Fast-forward to this month. At the same courthouse, the lengthy drama moved one act closer to its conclusion in a much more sedate fashion. With minimal fanfare, one of the defendants who helped stage the 1983 robbery of the Wells Fargo armored car depot in West Hartford was sentenced to five years in prison.
At the hearing, Norberto Gonzalez-Claudio, now a 67-year-old grandfather, said he looks forward to putting his criminal past behind him. "Family is all that matters," Gonzalez said.
The money taken by Los Macheteros has never been recovered. The group still exists today, but it's a much more low-key organization that has long since abandoned its violent ways. Lawyers who have represented its members say it's a far cry from the mid-1980s, when, for a lawyer who wanted national publicity, "this was the dream case of a lifetime," Bergenn said.
For decades, there has been division in Puerto Rico over its political relationship with the United States. Citizens of the U.S. territory were given the right to vote in 1917, but do not have representation in Congress.
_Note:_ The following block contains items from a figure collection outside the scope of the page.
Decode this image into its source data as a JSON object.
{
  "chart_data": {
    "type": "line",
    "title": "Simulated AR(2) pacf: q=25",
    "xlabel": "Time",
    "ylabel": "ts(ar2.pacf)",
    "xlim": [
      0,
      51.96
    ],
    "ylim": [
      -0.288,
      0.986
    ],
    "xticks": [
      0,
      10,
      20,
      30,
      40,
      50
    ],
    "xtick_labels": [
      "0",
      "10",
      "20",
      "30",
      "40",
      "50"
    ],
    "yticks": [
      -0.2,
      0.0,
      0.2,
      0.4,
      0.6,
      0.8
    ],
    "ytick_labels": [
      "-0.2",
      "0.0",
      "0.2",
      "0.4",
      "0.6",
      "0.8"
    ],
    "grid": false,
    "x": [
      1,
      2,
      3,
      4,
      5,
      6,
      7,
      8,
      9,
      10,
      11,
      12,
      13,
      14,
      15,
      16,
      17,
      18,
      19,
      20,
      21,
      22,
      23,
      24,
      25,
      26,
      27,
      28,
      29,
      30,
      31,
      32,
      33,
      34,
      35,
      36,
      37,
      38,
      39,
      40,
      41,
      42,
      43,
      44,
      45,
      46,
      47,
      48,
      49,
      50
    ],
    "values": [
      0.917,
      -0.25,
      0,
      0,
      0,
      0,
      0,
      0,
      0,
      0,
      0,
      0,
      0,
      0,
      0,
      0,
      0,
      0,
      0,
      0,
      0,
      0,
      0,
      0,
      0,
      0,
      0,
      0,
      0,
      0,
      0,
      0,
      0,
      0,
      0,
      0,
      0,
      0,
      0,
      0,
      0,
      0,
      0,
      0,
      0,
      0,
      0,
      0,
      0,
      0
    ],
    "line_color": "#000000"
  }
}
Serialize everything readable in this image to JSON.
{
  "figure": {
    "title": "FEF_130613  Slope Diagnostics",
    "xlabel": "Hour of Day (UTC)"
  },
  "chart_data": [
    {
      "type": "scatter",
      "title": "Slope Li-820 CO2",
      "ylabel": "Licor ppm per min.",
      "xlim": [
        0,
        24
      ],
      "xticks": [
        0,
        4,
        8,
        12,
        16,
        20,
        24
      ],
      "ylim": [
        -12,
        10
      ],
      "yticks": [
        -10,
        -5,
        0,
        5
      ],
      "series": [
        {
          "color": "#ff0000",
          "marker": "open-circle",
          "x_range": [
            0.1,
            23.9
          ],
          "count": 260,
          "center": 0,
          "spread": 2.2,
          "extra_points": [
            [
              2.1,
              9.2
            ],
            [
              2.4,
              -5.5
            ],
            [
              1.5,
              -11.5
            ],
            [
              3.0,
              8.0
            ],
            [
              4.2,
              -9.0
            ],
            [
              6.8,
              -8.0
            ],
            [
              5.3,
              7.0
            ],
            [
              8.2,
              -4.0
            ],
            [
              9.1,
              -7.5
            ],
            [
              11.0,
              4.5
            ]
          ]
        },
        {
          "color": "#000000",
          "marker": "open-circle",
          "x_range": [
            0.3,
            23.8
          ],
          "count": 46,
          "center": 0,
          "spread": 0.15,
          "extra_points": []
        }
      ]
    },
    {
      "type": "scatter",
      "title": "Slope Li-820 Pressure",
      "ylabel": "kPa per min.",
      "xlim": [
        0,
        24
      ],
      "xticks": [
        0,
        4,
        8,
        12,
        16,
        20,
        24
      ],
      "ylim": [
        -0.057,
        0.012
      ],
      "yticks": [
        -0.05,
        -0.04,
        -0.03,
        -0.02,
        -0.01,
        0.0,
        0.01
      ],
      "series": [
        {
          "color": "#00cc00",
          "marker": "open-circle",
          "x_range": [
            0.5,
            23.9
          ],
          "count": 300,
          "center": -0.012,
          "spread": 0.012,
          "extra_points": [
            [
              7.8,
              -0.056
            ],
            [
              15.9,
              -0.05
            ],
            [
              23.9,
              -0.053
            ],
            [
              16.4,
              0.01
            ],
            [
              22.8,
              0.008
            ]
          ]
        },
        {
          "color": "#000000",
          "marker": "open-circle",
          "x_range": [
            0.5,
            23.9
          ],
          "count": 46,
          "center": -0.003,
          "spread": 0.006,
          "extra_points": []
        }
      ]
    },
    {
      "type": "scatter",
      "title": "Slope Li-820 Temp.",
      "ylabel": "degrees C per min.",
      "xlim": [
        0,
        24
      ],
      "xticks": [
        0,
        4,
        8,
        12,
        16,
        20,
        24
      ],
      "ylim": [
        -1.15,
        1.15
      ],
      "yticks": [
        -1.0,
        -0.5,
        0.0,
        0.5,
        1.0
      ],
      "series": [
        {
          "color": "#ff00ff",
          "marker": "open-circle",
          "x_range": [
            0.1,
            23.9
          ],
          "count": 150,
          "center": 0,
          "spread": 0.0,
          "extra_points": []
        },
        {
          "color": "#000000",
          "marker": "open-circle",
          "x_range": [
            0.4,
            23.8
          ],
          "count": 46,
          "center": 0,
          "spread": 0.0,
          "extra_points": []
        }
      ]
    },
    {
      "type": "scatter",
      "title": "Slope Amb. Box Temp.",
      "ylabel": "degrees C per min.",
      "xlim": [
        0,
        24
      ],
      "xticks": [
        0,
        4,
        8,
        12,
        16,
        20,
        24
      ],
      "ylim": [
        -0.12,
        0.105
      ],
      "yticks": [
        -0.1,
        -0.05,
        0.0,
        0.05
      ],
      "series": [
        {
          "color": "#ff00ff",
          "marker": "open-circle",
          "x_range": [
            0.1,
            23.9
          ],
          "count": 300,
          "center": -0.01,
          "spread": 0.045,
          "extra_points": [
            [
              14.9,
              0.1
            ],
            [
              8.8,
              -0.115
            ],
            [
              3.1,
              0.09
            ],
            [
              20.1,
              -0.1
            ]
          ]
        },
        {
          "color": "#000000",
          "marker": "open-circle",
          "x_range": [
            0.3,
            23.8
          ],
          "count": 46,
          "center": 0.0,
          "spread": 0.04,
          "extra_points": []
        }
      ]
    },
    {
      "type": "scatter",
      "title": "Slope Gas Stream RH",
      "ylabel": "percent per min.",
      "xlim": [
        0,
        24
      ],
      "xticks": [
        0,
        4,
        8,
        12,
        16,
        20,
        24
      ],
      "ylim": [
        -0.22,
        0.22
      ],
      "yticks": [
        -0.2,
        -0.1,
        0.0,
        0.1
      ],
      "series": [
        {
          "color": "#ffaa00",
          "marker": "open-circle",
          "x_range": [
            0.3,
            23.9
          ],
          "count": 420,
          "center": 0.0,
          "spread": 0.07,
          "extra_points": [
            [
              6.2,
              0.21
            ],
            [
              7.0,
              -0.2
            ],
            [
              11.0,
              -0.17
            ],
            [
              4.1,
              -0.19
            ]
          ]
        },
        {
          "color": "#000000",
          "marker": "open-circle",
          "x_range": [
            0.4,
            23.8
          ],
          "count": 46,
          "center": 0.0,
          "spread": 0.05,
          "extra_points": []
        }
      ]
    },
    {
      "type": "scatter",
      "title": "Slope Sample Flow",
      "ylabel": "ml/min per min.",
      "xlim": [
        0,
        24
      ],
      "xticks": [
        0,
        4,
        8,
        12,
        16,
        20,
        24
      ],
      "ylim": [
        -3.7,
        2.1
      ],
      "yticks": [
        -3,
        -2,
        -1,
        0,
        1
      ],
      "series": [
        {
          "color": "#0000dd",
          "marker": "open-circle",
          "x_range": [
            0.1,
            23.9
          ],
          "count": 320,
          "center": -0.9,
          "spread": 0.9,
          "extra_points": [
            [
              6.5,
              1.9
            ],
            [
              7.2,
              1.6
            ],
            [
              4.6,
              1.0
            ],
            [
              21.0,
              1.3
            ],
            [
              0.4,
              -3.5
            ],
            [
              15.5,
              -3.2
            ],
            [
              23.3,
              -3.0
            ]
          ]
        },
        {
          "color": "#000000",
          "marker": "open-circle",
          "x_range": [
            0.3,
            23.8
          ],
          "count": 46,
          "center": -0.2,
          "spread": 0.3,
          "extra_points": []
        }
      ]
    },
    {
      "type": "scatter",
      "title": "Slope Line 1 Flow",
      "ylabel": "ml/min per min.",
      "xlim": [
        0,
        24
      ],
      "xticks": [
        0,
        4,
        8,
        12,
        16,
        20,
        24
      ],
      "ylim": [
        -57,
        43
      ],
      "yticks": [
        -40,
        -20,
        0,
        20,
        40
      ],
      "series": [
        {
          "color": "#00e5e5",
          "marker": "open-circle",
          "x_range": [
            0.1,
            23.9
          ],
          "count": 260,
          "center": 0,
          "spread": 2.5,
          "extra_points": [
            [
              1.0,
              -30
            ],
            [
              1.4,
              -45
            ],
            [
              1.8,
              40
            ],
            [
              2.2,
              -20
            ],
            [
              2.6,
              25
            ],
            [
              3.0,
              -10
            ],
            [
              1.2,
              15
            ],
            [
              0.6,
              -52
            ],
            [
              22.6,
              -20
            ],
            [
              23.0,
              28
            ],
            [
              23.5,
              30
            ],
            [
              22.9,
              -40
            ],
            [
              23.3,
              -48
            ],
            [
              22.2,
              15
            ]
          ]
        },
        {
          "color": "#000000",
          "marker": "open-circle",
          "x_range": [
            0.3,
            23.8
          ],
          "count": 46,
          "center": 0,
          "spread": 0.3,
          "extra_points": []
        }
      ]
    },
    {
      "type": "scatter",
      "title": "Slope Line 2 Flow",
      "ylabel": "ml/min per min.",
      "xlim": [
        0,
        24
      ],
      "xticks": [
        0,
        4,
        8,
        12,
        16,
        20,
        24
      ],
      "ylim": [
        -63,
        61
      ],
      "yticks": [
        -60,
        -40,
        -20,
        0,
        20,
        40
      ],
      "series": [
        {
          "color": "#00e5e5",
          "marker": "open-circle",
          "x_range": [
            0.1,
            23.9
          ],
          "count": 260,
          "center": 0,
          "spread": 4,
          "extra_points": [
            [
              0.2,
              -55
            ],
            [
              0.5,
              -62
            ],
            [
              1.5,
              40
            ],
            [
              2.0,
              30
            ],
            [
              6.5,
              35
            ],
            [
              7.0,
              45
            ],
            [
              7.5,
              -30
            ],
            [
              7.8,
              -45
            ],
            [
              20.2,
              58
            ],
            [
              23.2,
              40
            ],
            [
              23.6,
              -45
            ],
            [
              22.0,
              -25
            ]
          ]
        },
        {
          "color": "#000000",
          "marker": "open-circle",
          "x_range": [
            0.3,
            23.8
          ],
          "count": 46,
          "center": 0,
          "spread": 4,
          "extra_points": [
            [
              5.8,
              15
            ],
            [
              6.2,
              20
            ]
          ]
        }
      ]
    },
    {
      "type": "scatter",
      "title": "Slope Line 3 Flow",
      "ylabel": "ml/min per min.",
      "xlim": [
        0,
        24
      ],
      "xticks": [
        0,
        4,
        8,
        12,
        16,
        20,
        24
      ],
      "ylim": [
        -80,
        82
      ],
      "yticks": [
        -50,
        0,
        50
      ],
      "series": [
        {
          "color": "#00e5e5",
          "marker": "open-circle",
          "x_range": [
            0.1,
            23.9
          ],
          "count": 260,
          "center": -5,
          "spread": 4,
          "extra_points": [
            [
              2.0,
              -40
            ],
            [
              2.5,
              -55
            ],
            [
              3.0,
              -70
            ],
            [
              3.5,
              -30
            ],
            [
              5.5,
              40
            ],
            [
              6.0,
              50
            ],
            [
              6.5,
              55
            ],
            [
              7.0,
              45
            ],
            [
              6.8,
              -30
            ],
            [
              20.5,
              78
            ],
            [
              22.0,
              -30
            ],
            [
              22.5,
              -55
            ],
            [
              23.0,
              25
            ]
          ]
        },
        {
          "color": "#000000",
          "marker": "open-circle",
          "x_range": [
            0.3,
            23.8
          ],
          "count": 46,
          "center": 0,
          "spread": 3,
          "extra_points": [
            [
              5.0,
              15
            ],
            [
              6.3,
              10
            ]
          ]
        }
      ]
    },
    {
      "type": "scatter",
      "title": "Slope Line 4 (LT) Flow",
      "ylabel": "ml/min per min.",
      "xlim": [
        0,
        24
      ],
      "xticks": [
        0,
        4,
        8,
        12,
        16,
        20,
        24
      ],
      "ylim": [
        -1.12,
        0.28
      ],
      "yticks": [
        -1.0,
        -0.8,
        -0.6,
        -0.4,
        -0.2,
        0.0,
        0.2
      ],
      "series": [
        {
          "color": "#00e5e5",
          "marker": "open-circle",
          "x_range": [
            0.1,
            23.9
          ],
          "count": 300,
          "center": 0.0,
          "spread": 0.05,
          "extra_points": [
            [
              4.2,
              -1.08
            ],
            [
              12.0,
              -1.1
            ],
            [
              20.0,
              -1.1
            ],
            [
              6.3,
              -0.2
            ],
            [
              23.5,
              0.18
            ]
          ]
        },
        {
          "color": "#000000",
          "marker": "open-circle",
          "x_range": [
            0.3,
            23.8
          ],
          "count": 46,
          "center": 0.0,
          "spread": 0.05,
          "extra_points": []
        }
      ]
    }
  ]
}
Some have called for statehood (as the majority did again in a non-binding November 6 referendum), while others have actively sought independence.
Los Macheteros were among those leading the charge for independence. The group made headlines for a series of terrorist actions against what it considered to be U.S. colonization. In 1979, there were two separate shooting attacks on buses filled with sailors stationed in the Caribbean. In all, three were killed and 12 injured. In 1981, the group infiltrated a Puerto Rican Air National Guard base and damaged 11 fighter jets, causing an estimated $45 million in damage.
The group then set its sights on Connecticut, where a complex robbery operation dubbed Aquila Blanca [White Eagle] was planned over a two-year period. The organizers identified the West Hartford armored car depot as the target. Millions of dollars were brought there each day in armored vehicles that made pickups at banks and businesses.
Victor Gerena, who had been a Wells Fargo driver for only a few months, was the inside man. FBI agents told the Hartford Courant at the time that the organizers found Gerena through his mother, who lived in Puerto Rico and was loyal to the nationalist cause.